Hardware Design: Gripper, GoPro, and Mirrors
The device consists of a 3D-printed parallel gripper instrumented with:
- A GoPro fisheye camera mounted at the wrist, providing a wide field of view that captures the workspace and the object being manipulated.
- Two flat mirrors angled on each side of the gripper, reflecting the scene from slightly offset viewpoints into the same camera frame.
The mirrors are the most elegant detail. Because a single fisheye frame now encodes two laterally shifted views of the scene — each occupying a different region of the image — the policy can implicitly recover depth from stereo disparity without any additional sensors or calibration hardware. The GoPro records everything in a single stream; the stereo structure is baked into the optics.

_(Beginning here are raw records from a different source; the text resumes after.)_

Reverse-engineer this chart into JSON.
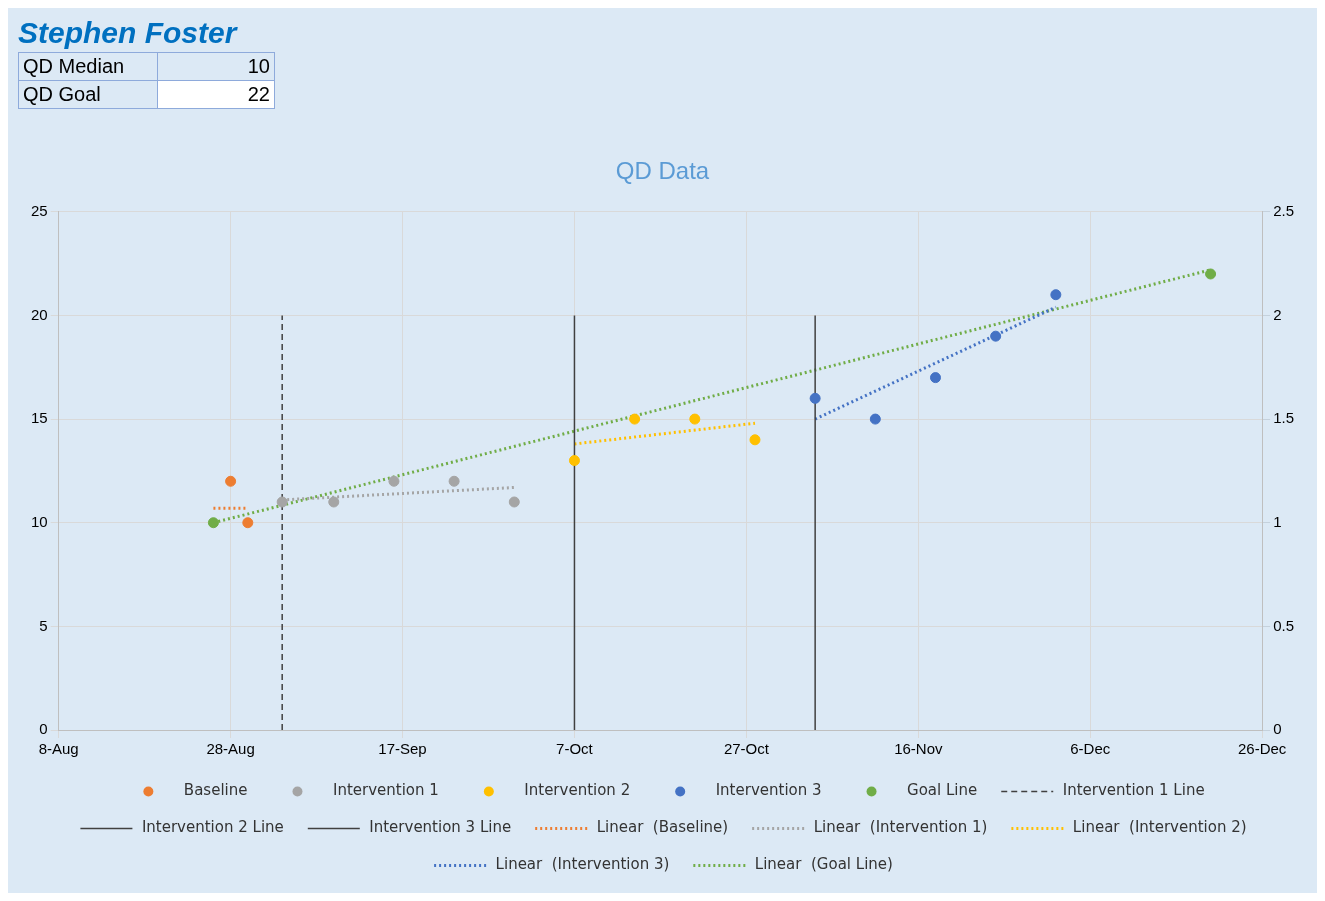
{
  "chart_data": {
    "type": "scatter",
    "title": "QD Data",
    "annotations": [
      "Stephen Foster",
      "QD Median",
      "10",
      "QD Goal",
      "22"
    ],
    "xlim": [
      "--08-08",
      "--12-26"
    ],
    "xticks": [
      {
        "value": "--08-08",
        "label": "8-Aug"
      },
      {
        "value": "--08-28",
        "label": "28-Aug"
      },
      {
        "value": "--09-17",
        "label": "17-Sep"
      },
      {
        "value": "--10-07",
        "label": "7-Oct"
      },
      {
        "value": "--10-27",
        "label": "27-Oct"
      },
      {
        "value": "--11-16",
        "label": "16-Nov"
      },
      {
        "value": "--12-06",
        "label": "6-Dec"
      },
      {
        "value": "--12-26",
        "label": "26-Dec"
      }
    ],
    "ylim": [
      0,
      25
    ],
    "yticks": [
      0,
      5,
      10,
      15,
      20,
      25
    ],
    "y2lim": [
      0,
      2.5
    ],
    "y2ticks": [
      0,
      0.5,
      1,
      1.5,
      2,
      2.5
    ],
    "grid": true,
    "legend": "bottom",
    "series": [
      {
        "name": "Baseline",
        "type": "scatter",
        "marker": "circle",
        "color": "#ed7d31",
        "x": [
          "--08-28",
          "--08-30"
        ],
        "values": [
          12,
          10
        ]
      },
      {
        "name": "Intervention 1",
        "type": "scatter",
        "marker": "circle",
        "color": "#a5a5a5",
        "x": [
          "--09-03",
          "--09-09",
          "--09-16",
          "--09-23",
          "--09-30"
        ],
        "values": [
          11,
          11,
          12,
          12,
          11
        ]
      },
      {
        "name": "Intervention 2",
        "type": "scatter",
        "marker": "circle",
        "color": "#ffc000",
        "x": [
          "--10-07",
          "--10-14",
          "--10-21",
          "--10-28"
        ],
        "values": [
          13,
          15,
          15,
          14
        ]
      },
      {
        "name": "Intervention 3",
        "type": "scatter",
        "marker": "circle",
        "color": "#4472c4",
        "x": [
          "--11-04",
          "--11-11",
          "--11-18",
          "--11-25",
          "--12-02"
        ],
        "values": [
          16,
          15,
          17,
          19,
          21
        ]
      },
      {
        "name": "Goal Line",
        "type": "scatter",
        "marker": "circle",
        "color": "#70ad47",
        "x": [
          "--08-26",
          "--12-20"
        ],
        "values": [
          10,
          22
        ]
      },
      {
        "name": "Intervention 1 Line",
        "type": "line",
        "axis": "y2",
        "marker": "none",
        "line_style": "dashed",
        "color": "#404040",
        "x": [
          "--09-03",
          "--09-03"
        ],
        "values": [
          0,
          2
        ]
      },
      {
        "name": "Intervention 2 Line",
        "type": "line",
        "axis": "y2",
        "marker": "none",
        "line_style": "solid",
        "color": "#404040",
        "x": [
          "--10-07",
          "--10-07"
        ],
        "values": [
          0,
          2
        ]
      },
      {
        "name": "Intervention 3 Line",
        "type": "line",
        "axis": "y2",
        "marker": "none",
        "line_style": "solid",
        "color": "#404040",
        "x": [
          "--11-04",
          "--11-04"
        ],
        "values": [
          0,
          2
        ]
      },
      {
        "name": "Linear  (Baseline)",
        "type": "line",
        "marker": "none",
        "line_style": "dotted",
        "color": "#ed7d31",
        "x": [
          "--08-26",
          "--08-30"
        ],
        "values": [
          10.7,
          10.7
        ]
      },
      {
        "name": "Linear  (Intervention 1)",
        "type": "line",
        "marker": "none",
        "line_style": "dotted",
        "color": "#a5a5a5",
        "x": [
          "--09-03",
          "--09-30"
        ],
        "values": [
          11.1,
          11.7
        ]
      },
      {
        "name": "Linear  (Intervention 2)",
        "type": "line",
        "marker": "none",
        "line_style": "dotted",
        "color": "#ffc000",
        "x": [
          "--10-07",
          "--10-28"
        ],
        "values": [
          13.8,
          14.8
        ]
      },
      {
        "name": "Linear  (Intervention 3)",
        "type": "line",
        "marker": "none",
        "line_style": "dotted",
        "color": "#4472c4",
        "x": [
          "--11-04",
          "--12-02"
        ],
        "values": [
          15,
          20.4
        ]
      },
      {
        "name": "Linear  (Goal Line)",
        "type": "line",
        "marker": "none",
        "line_style": "dotted",
        "color": "#70ad47",
        "x": [
          "--08-26",
          "--12-20"
        ],
        "values": [
          10,
          22.2
        ]
      }
    ]
  }
}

Relative Action Representation
The critical design choice in UMI is what gets recorded. Rather than logging absolute end-effector poses in a world frame, UMI records relative end-effector displacements — the change in 6-DoF gripper pose between consecutive timesteps:
\[a_t = \Delta T_t = T_{t}^{-1} T_{t+1} \in SE(3)\]This has an important consequence: the robot arm’s configuration is entirely absent from both observations and actions. The policy sees wrist-camera images and outputs relative gripper motions — nothing about the joint angles, link lengths, or kinematics of whatever arm is holding the gripper.
The flip side is that UMI cannot be fully end-to-end. Because the policy emits Cartesian relative targets rather than joint commands, a model-based controller on the target robot must solve inverse kinematics and track those targets. The neural network handles perception and high-level motion; the arm’s own controller handles the rest.

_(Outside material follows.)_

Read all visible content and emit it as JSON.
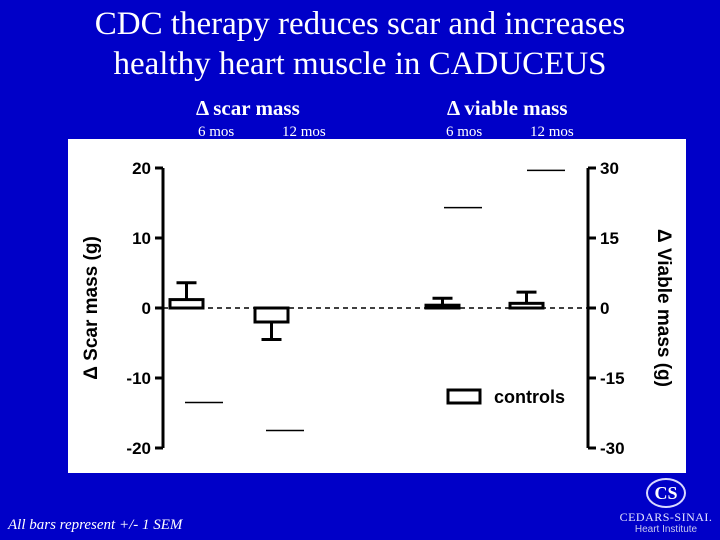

Retargeting to a Target Robot
Raw demonstrations are not directly deployable. Two preprocessing steps adapt the data to a specific robot:
1. Latency alignment. Every real robot has a response delay between receiving a command and executing it. If the recorded action sequence is played back without compensation, the effective timing is shifted and the policy sees stale observations. UMI estimates the target robot’s end-to-end latency $\tau$ and shifts the action labels accordingly:
\[a_t^{\text{aligned}} = a_{t + \tau}\]This ensures that the observation-action pairs in training reflect what the robot will actually experience at inference time.

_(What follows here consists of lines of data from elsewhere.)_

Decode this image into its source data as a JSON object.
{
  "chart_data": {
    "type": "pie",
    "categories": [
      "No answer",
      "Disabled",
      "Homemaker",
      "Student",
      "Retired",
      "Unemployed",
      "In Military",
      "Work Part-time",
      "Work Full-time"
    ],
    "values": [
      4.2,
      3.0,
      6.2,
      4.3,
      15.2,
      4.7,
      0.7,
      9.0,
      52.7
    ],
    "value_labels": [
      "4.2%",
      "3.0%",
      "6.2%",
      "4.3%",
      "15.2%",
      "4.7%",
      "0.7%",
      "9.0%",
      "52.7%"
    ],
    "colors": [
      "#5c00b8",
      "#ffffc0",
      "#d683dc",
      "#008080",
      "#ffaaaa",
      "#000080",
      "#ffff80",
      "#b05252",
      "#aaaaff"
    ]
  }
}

2. Kinematic filtering. Not every human demonstration is reachable by the target robot. Joint limits, workspace boundaries, and velocity/acceleration caps all constrain what motions are physically executable. Demonstrations that require the target robot to move through configurations outside its feasible set are discarded. This step is necessarily robot-specific: the same human motion may be valid for one arm and infeasible for another.
Policy and Results
UMI uses Diffusion Policy as the learning backbone, conditioned on the wrist-camera image stream. Across tasks like cup arrangement, dynamic tossing, and bimanual cloth folding — all with in-the-wild demonstrations collected in homes and outdoor environments — UMI achieves strong transfer to a stationary robot arm with no robot-specific data collection. The interface enables non-expert users to collect usable demonstrations in minutes.